It seems as if senior management (and I include HR management too) ignore the importance of employee training. I mean they pay lipservice to the concept - but they don't get down and dirty with what is really required.
And the first things to go in any cost reduction plan often include training.
The best corporations empower individuals to plan their own needs and some even devolve the training budget down to individuals. That means everyone can purchase some basic training every year - whether it is technical, business or personal skills.
Too many organizations, living in the twentieth-century or before(!), still hand the budget to a 'training manager' who may not, and probably does not, have any functional or operational knowledge of the business. Even worse, as training goes on-line, how can such managers evaluate whether specific eLearning content meets the needs of their people ? They should not be expected to do so - how can they possibly go to line managers and ask for people to be taken off jobs to 'evaluate training products or services' ?

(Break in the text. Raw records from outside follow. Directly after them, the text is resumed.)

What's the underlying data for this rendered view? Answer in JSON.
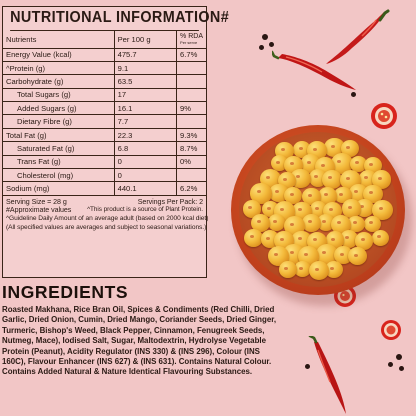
{
  "nutrition": {
    "title": "NUTRITIONAL INFORMATION#",
    "header": {
      "nutrients": "Nutrients",
      "per100g": "Per 100 g",
      "rda_top": "% RDA",
      "rda_sub": "Per serve"
    },
    "rows": [
      {
        "name": "Energy Value (kcal)",
        "value": "475.7",
        "rda": "6.7%",
        "indent": false
      },
      {
        "name": "^Protein (g)",
        "value": "9.1",
        "rda": "",
        "indent": false
      },
      {
        "name": "Carbohydrate (g)",
        "value": "63.5",
        "rda": "",
        "indent": false
      },
      {
        "name": "Total Sugars (g)",
        "value": "17",
        "rda": "",
        "indent": true
      },
      {
        "name": "Added Sugars (g)",
        "value": "16.1",
        "rda": "9%",
        "indent": true
      },
      {
        "name": "Dietary Fibre (g)",
        "value": "7.7",
        "rda": "",
        "indent": true
      },
      {
        "name": "Total Fat (g)",
        "value": "22.3",
        "rda": "9.3%",
        "indent": false
      },
      {
        "name": "Saturated Fat (g)",
        "value": "6.8",
        "rda": "8.7%",
        "indent": true
      },
      {
        "name": "Trans Fat (g)",
        "value": "0",
        "rda": "0%",
        "indent": true
      },
      {
        "name": "Cholesterol (mg)",
        "value": "0",
        "rda": "",
        "indent": true
      },
      {
        "name": "Sodium (mg)",
        "value": "440.1",
        "rda": "6.2%",
        "indent": false
      }
    ],
    "serving_size": "Serving Size = 28 g",
    "servings_per_pack": "Servings Per Pack: 2",
    "approx": "#Approximate values",
    "protein_note": "^This product is a source of Plant Protein.",
    "guideline": "^Guideline Daily Amount of an average adult (based on 2000 kcal diet)",
    "seasonal": "(All specified values are averages and subject to seasonal variations.)"
  },
  "ingredients": {
    "title": "INGREDIENTS",
    "text": "Roasted Makhana, Rice Bran Oil, Spices & Condiments (Red Chilli, Dried Garlic, Dried Onion, Cumin, Dried Mango, Coriander Seeds, Dried Ginger, Turmeric, Bishop's Weed, Black Pepper, Cinnamon, Fenugreek Seeds, Nutmeg, Mace), Iodised Salt, Sugar, Maltodextrin, Hydrolyse Vegetable Protein (Peanut), Acidity Regulator (INS 330) & (INS 296), Colour (INS 160C), Flavour Enhancer (INS 627) & (INS 631). Contains Natural Colour. Contains Added Natural & Nature Identical Flavouring Substances."
  },
  "colors": {
    "background": "#f2c6c6",
    "bowl": "#c2421c",
    "makhana": "#f3b93a",
    "chilli": "#c41a1a"
  },
  "icons": [
    "makhana-bowl",
    "red-chilli-icon",
    "chilli-slice-icon",
    "black-pepper-icon"
  ]
}
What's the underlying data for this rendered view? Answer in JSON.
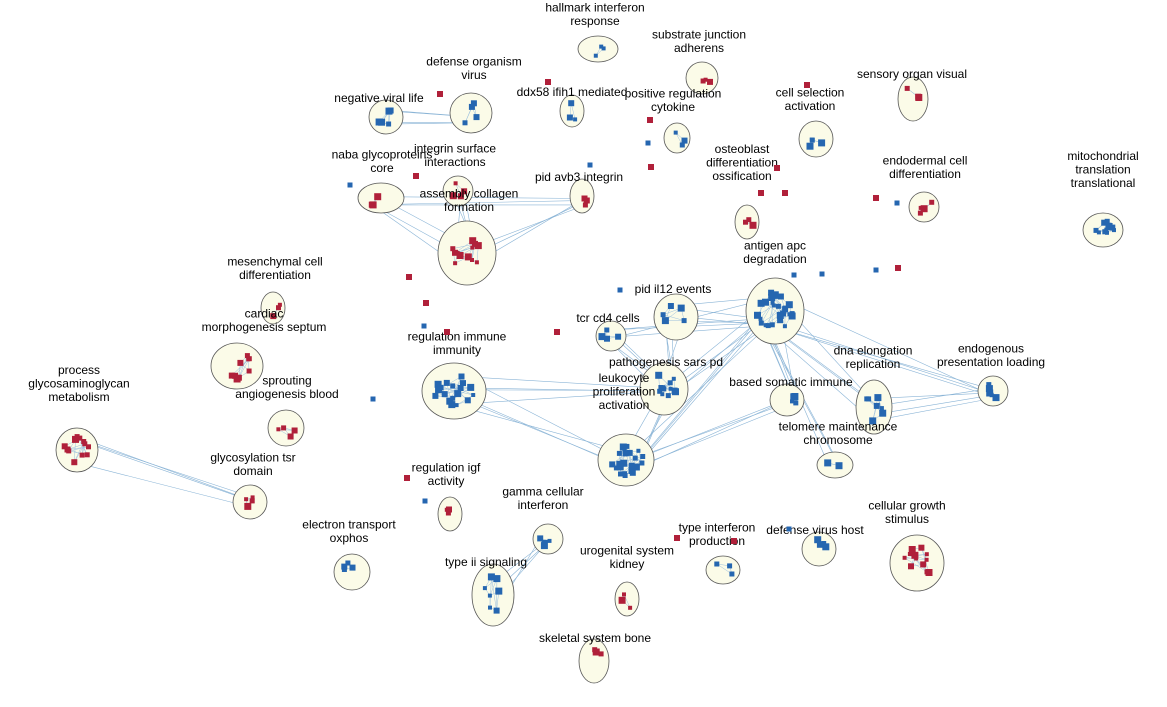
{
  "colors": {
    "blue": "#2566b0",
    "red": "#b0203a",
    "edge": "#8ab4d6",
    "cluster_fill": "#fbfbe8"
  },
  "clusters": [
    {
      "id": "hallmark",
      "label": [
        "hallmark interferon",
        "response"
      ],
      "color": "blue"
    },
    {
      "id": "substrate",
      "label": [
        "substrate junction",
        "adherens"
      ],
      "color": "red"
    },
    {
      "id": "sensory",
      "label": [
        "sensory organ visual"
      ],
      "color": "red"
    },
    {
      "id": "defense-org",
      "label": [
        "defense organism",
        "virus"
      ],
      "color": "blue"
    },
    {
      "id": "negviral",
      "label": [
        "negative viral life"
      ],
      "color": "blue"
    },
    {
      "id": "ddx58",
      "label": [
        "ddx58 ifih1 mediated"
      ],
      "color": "blue"
    },
    {
      "id": "posreg",
      "label": [
        "positive regulation",
        "cytokine"
      ],
      "color": "blue"
    },
    {
      "id": "cellsel",
      "label": [
        "cell selection",
        "activation"
      ],
      "color": "blue"
    },
    {
      "id": "naba",
      "label": [
        "naba glycoproteins",
        "core"
      ],
      "color": "red"
    },
    {
      "id": "integrin",
      "label": [
        "integrin surface",
        "interactions"
      ],
      "color": "red"
    },
    {
      "id": "pidavb3",
      "label": [
        "pid avb3 integrin"
      ],
      "color": "red"
    },
    {
      "id": "osteo",
      "label": [
        "osteoblast",
        "differentiation",
        "ossification"
      ],
      "color": "red"
    },
    {
      "id": "endoderm",
      "label": [
        "endodermal cell",
        "differentiation"
      ],
      "color": "red"
    },
    {
      "id": "mito",
      "label": [
        "mitochondrial",
        "translation",
        "translational"
      ],
      "color": "blue"
    },
    {
      "id": "collagen",
      "label": [
        "assembly collagen",
        "formation"
      ],
      "color": "red"
    },
    {
      "id": "mesench",
      "label": [
        "mesenchymal cell",
        "differentiation"
      ],
      "color": "red"
    },
    {
      "id": "antigen",
      "label": [
        "antigen apc",
        "degradation"
      ],
      "color": "blue"
    },
    {
      "id": "pidil12",
      "label": [
        "pid il12 events"
      ],
      "color": "blue"
    },
    {
      "id": "tcr",
      "label": [
        "tcr cd4 cells"
      ],
      "color": "blue"
    },
    {
      "id": "cardiac",
      "label": [
        "cardiac",
        "morphogenesis septum"
      ],
      "color": "red"
    },
    {
      "id": "regimm",
      "label": [
        "regulation immune",
        "immunity"
      ],
      "color": "blue"
    },
    {
      "id": "pathsars",
      "label": [
        "pathogenesis sars pd"
      ],
      "color": "blue"
    },
    {
      "id": "dnaelong",
      "label": [
        "dna elongation",
        "replication"
      ],
      "color": "blue"
    },
    {
      "id": "endopres",
      "label": [
        "endogenous",
        "presentation loading"
      ],
      "color": "blue"
    },
    {
      "id": "somatic",
      "label": [
        "based somatic immune"
      ],
      "color": "blue"
    },
    {
      "id": "sprouting",
      "label": [
        "sprouting",
        "angiogenesis blood"
      ],
      "color": "red"
    },
    {
      "id": "process",
      "label": [
        "process",
        "glycosaminoglycan",
        "metabolism"
      ],
      "color": "red"
    },
    {
      "id": "leuko",
      "label": [
        "leukocyte",
        "proliferation",
        "activation"
      ],
      "color": "blue"
    },
    {
      "id": "telomere",
      "label": [
        "telomere maintenance",
        "chromosome"
      ],
      "color": "blue"
    },
    {
      "id": "glycotsr",
      "label": [
        "glycosylation tsr",
        "domain"
      ],
      "color": "red"
    },
    {
      "id": "regigf",
      "label": [
        "regulation igf",
        "activity"
      ],
      "color": "red"
    },
    {
      "id": "gammacell",
      "label": [
        "gamma cellular",
        "interferon"
      ],
      "color": "blue"
    },
    {
      "id": "electron",
      "label": [
        "electron transport",
        "oxphos"
      ],
      "color": "blue"
    },
    {
      "id": "typeii",
      "label": [
        "type ii signaling"
      ],
      "color": "blue"
    },
    {
      "id": "urogenital",
      "label": [
        "urogenital system",
        "kidney"
      ],
      "color": "red"
    },
    {
      "id": "typeifn",
      "label": [
        "type interferon",
        "production"
      ],
      "color": "blue"
    },
    {
      "id": "defvirus",
      "label": [
        "defense virus host"
      ],
      "color": "blue"
    },
    {
      "id": "cellgrowth",
      "label": [
        "cellular growth",
        "stimulus"
      ],
      "color": "red"
    },
    {
      "id": "skeletal",
      "label": [
        "skeletal system bone"
      ],
      "color": "red"
    }
  ],
  "edges": [
    [
      "negviral",
      "defense-org"
    ],
    [
      "naba",
      "collagen"
    ],
    [
      "integrin",
      "collagen"
    ],
    [
      "pidavb3",
      "collagen"
    ],
    [
      "pidavb3",
      "naba"
    ],
    [
      "antigen",
      "pathsars"
    ],
    [
      "antigen",
      "dnaelong"
    ],
    [
      "antigen",
      "endopres"
    ],
    [
      "antigen",
      "pidil12"
    ],
    [
      "antigen",
      "tcr"
    ],
    [
      "antigen",
      "somatic"
    ],
    [
      "antigen",
      "leuko"
    ],
    [
      "antigen",
      "telomere"
    ],
    [
      "pidil12",
      "pathsars"
    ],
    [
      "tcr",
      "pathsars"
    ],
    [
      "pathsars",
      "leuko"
    ],
    [
      "regimm",
      "leuko"
    ],
    [
      "regimm",
      "pathsars"
    ],
    [
      "somatic",
      "leuko"
    ],
    [
      "process",
      "glycotsr"
    ],
    [
      "gammacell",
      "typeii"
    ],
    [
      "dnaelong",
      "endopres"
    ]
  ]
}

One way forward is to take the focus off annual, corporate (or departmental) budgets. Things that are seen as purely a cost are usually not valued like things that are seen as 'strategic'. If bookkeepers are forever looking for the elusive 'return on investment' then the point has been lost.
So give everyone a few dollars/yen/euro/pounds (or whatever) and let them purchase what they think they need. It does not have to be a large sum of money - but it will make everyone aware the organization cares.